I am not an expert on social media, but I am a historian and what concerned me most was firstly the way in which some people accepted subjective opinion and unsubstantiated rumour as fact and secondly their readiness to indulge in speculation and the reposting of some of this unchallenged rumour, thus perpetuating and deepening the sense of crisis. The result was that the school, and in particular the local police force were inundated with calls and emails which delayed their investigations and resulted in them asking us to write to parents to ask them to stop contacting them.
When the incident was reported on Chinese language websites the authorities felt moved to comment as follows ‘police have advised the public to not spread baseless rumours’ and the residents of one of the local compounds have been similarly asked to avoid this mistake by the compound management.
I think it is important that as a community we seek to learn as much as possible from such experiences; I believe that it is all about balance and a response that is in proportion to the incident that has occurred.

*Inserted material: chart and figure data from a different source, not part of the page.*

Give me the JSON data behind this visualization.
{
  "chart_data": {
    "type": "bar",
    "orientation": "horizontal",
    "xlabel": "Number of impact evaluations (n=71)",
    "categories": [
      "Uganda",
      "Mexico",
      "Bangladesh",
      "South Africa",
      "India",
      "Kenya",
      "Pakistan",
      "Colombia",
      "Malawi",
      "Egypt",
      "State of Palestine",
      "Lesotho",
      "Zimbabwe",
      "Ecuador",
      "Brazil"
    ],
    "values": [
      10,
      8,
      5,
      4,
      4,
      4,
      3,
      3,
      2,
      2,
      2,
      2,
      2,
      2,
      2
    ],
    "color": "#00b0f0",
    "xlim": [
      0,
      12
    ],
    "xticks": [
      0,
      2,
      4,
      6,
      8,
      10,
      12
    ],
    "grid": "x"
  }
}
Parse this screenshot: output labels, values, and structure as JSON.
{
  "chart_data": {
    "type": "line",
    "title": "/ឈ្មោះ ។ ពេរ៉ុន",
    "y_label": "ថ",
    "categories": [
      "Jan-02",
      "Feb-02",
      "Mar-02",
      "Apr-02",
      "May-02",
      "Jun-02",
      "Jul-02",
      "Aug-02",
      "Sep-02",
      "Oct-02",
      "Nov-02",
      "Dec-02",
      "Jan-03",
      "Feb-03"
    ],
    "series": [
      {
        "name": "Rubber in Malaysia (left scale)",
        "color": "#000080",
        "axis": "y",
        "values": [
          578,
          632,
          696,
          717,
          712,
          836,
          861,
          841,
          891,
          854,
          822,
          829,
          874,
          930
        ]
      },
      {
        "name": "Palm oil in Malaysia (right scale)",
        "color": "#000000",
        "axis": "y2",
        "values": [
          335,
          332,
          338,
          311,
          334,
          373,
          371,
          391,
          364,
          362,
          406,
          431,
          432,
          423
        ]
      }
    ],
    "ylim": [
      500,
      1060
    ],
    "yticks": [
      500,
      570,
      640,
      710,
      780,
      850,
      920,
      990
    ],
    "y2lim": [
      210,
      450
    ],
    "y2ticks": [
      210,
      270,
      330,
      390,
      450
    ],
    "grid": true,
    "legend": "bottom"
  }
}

I think that is what we saw in Huacao from the people directly involved in last Tuesday’s incident. However the response from some on WeChat was completely out of proportion and caused much more harm than good and as one of my team asked as the rumours started to fly, ‘Will the young people in our community still be prepared to report such concerns having seen some of the inappropriate scaremongering that ensued?’ I am confident at present they will, but only if their concerns are dealt with calmly and professionally and they don’t get lost in a sea of hysteria and misinformation.
It is still true to say that we live in a safe and supportive local community and recent events confirm this, albeit serving as a reminder not to take student safety for granted. We look forward to continuing to work in partnership with you and the wider community to ensure a safe and happy learning environment for your children here in Puxi.